Another photograph, sampled by “Embrace,” pictures the father holding a child who is not the artist — a photo dated from his time attending Howard University. Cut out from this context, the father’s arms appear as a strong form of embrace against the plush white pillow. It is the most visceral gesture in the series, but the tender embrace as it is documented in the original photograph is not directed to the artist herself. The photos of Adili’s father suggest an itinerant life resulting in his absence from the artist’s upbringing. Absence, as represented by the disembodied arms and hands in the Gestures series, suggests his absence during life and death.
Hand-stitching the pillows with her father’s gestures is Adili’s performative means of recalling his physical presence. The isolated moments of work, patience, repose, and embrace are not only performed by the father, but the artist herself in the process of needlework. Among the photographs in the father’s archive is an old plane ticket which is repurposed for a large work titled “Perhaps All of the Sky Can’t Turn a Page of This Tightness of the Heart,” a title that is sampled from one of the father’s letters written before his exile from Iran.
The image of a Spantax jet is overlaid with the father’s handwritten script from the letter. The father’s experience of exile and longing are not Adili’s own, but she repurposes the plane ticket and letter to redirect and articulate her own loss and longing. Additional works “Tightness of the Heart I” and “Tightness of the Heart II” reproduce by way of needlework an image of the artist’s bare chest, the latter’s surface intricately mimicking the decorative motifs of traditional Persian glasswork.
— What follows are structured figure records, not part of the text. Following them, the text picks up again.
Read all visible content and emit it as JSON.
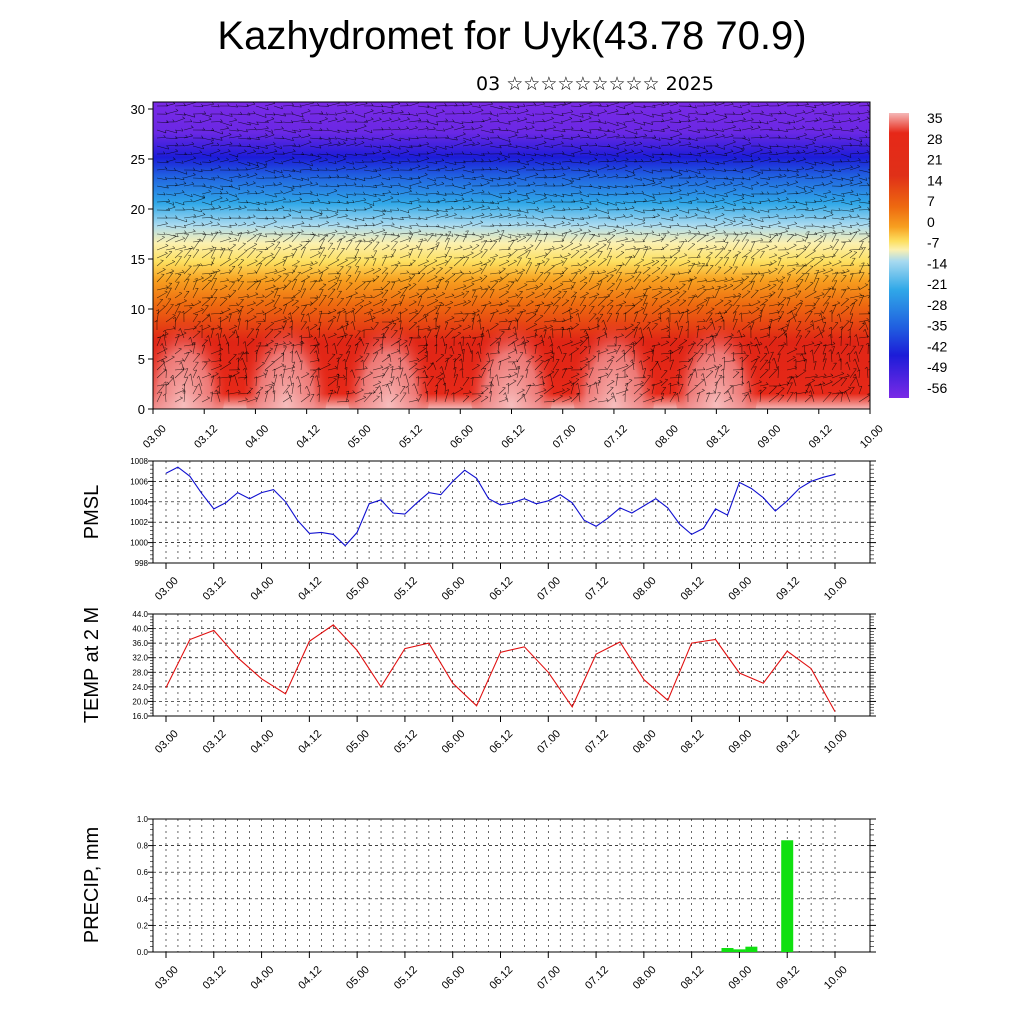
{
  "title": "Kazhydromet for Uyk(43.78 70.9)",
  "subtitle": "03 ☆☆☆☆☆☆☆☆☆ 2025",
  "chart_data": [
    {
      "type": "heatmap",
      "x_tick_labels": [
        "03.00",
        "03.12",
        "04.00",
        "04.12",
        "05.00",
        "05.12",
        "06.00",
        "06.12",
        "07.00",
        "07.12",
        "08.00",
        "08.12",
        "09.00",
        "09.12",
        "10.00"
      ],
      "y_tick_labels": [
        "0",
        "5",
        "10",
        "15",
        "20",
        "25",
        "30"
      ],
      "ylim": [
        0,
        30.7
      ],
      "colorbar_labels": [
        "35",
        "28",
        "21",
        "14",
        "7",
        "0",
        "-7",
        "-14",
        "-21",
        "-28",
        "-35",
        "-42",
        "-49",
        "-56"
      ],
      "colormap_stops": [
        "#f5b8b8",
        "#e62818",
        "#ee6a10",
        "#f7a020",
        "#fde060",
        "#fbf0b0",
        "#a8daf0",
        "#30a8e8",
        "#2060e0",
        "#1c1cd8",
        "#7a2ae6"
      ],
      "wind_barbs": "wind vectors drawn over the field"
    },
    {
      "type": "line",
      "ylabel": "PMSL",
      "color": "#1010d0",
      "x_tick_labels": [
        "03.00",
        "03.12",
        "04.00",
        "04.12",
        "05.00",
        "05.12",
        "06.00",
        "06.12",
        "07.00",
        "07.12",
        "08.00",
        "08.12",
        "09.00",
        "09.12",
        "10.00"
      ],
      "y_tick_labels": [
        "998",
        "1000",
        "1002",
        "1004",
        "1006",
        "1008"
      ],
      "ylim": [
        998,
        1008
      ],
      "x": [
        0,
        1,
        2,
        3,
        4,
        5,
        6,
        7,
        8,
        9,
        10,
        11,
        12,
        13,
        14,
        15,
        16,
        17,
        18,
        19,
        20,
        21,
        22,
        23,
        24,
        25,
        26,
        27,
        28,
        29,
        30,
        31,
        32,
        33,
        34,
        35,
        36,
        37,
        38,
        39,
        40,
        41,
        42,
        43,
        44,
        45,
        46,
        47,
        48,
        49,
        50,
        51,
        52,
        53,
        54,
        55,
        56
      ],
      "values": [
        1006.8,
        1007.4,
        1006.5,
        1004.8,
        1003.3,
        1003.9,
        1004.9,
        1004.3,
        1004.9,
        1005.2,
        1004.0,
        1002.2,
        1000.9,
        1001.0,
        1000.8,
        999.7,
        1001.0,
        1003.8,
        1004.2,
        1002.9,
        1002.8,
        1003.9,
        1004.9,
        1004.7,
        1006.0,
        1007.1,
        1006.3,
        1004.3,
        1003.7,
        1003.9,
        1004.3,
        1003.8,
        1004.1,
        1004.7,
        1003.9,
        1002.2,
        1001.6,
        1002.4,
        1003.4,
        1002.9,
        1003.6,
        1004.3,
        1003.4,
        1001.8,
        1000.8,
        1001.4,
        1003.3,
        1002.7,
        1005.9,
        1005.3,
        1004.4,
        1003.1,
        1004.1,
        1005.3,
        1006.0,
        1006.4,
        1006.7
      ]
    },
    {
      "type": "line",
      "ylabel": "TEMP at 2 M",
      "color": "#e01010",
      "x_tick_labels": [
        "03.00",
        "03.12",
        "04.00",
        "04.12",
        "05.00",
        "05.12",
        "06.00",
        "06.12",
        "07.00",
        "07.12",
        "08.00",
        "08.12",
        "09.00",
        "09.12",
        "10.00"
      ],
      "y_tick_labels": [
        "16.0",
        "20.0",
        "24.0",
        "28.0",
        "32.0",
        "36.0",
        "40.0",
        "44.0"
      ],
      "ylim": [
        16,
        44
      ],
      "x": [
        0,
        2,
        4,
        6,
        8,
        10,
        12,
        14,
        16,
        18,
        20,
        22,
        24,
        26,
        28,
        30,
        32,
        34,
        36,
        38,
        40,
        42,
        44,
        46,
        48,
        50,
        52,
        54,
        56
      ],
      "values": [
        23.8,
        37.0,
        39.5,
        32.0,
        26.2,
        22.1,
        36.5,
        41.0,
        34.0,
        24.0,
        34.5,
        36.0,
        25.0,
        18.8,
        33.5,
        35.0,
        28.0,
        18.5,
        33.0,
        36.3,
        26.0,
        20.3,
        36.0,
        37.0,
        27.8,
        25.0,
        33.8,
        29.0,
        17.2
      ]
    },
    {
      "type": "bar",
      "ylabel": "PRECIP, mm",
      "color": "#10e010",
      "x_tick_labels": [
        "03.00",
        "03.12",
        "04.00",
        "04.12",
        "05.00",
        "05.12",
        "06.00",
        "06.12",
        "07.00",
        "07.12",
        "08.00",
        "08.12",
        "09.00",
        "09.12",
        "10.00"
      ],
      "y_tick_labels": [
        "0.0",
        "0.2",
        "0.4",
        "0.6",
        "0.8",
        "1.0"
      ],
      "ylim": [
        0,
        1.0
      ],
      "x": [
        47,
        48,
        49,
        52
      ],
      "values": [
        0.03,
        0.02,
        0.04,
        0.84
      ]
    }
  ]
}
In the first work, a plaster model of the Spantax jet protrudes from behind the image of the artist’s chest, framed by the shape of a house. The series culminates in a vulnerable staging of the artist’s displacement, the emotional qualities of which resemble her father’s exile and separation. By bridging her own experience of “deltangi” with her father’s, Adili extends the empathy necessary to produce the emotional intimacy she could not access during her father’s lifetime. Both Yamin and Adili use their family archives to position their loved ones in moments of loss and recovery. The challenge of recovering the past is compounded by physical and historical distance, but both artists are able to glean in fragments the emotional core of memory.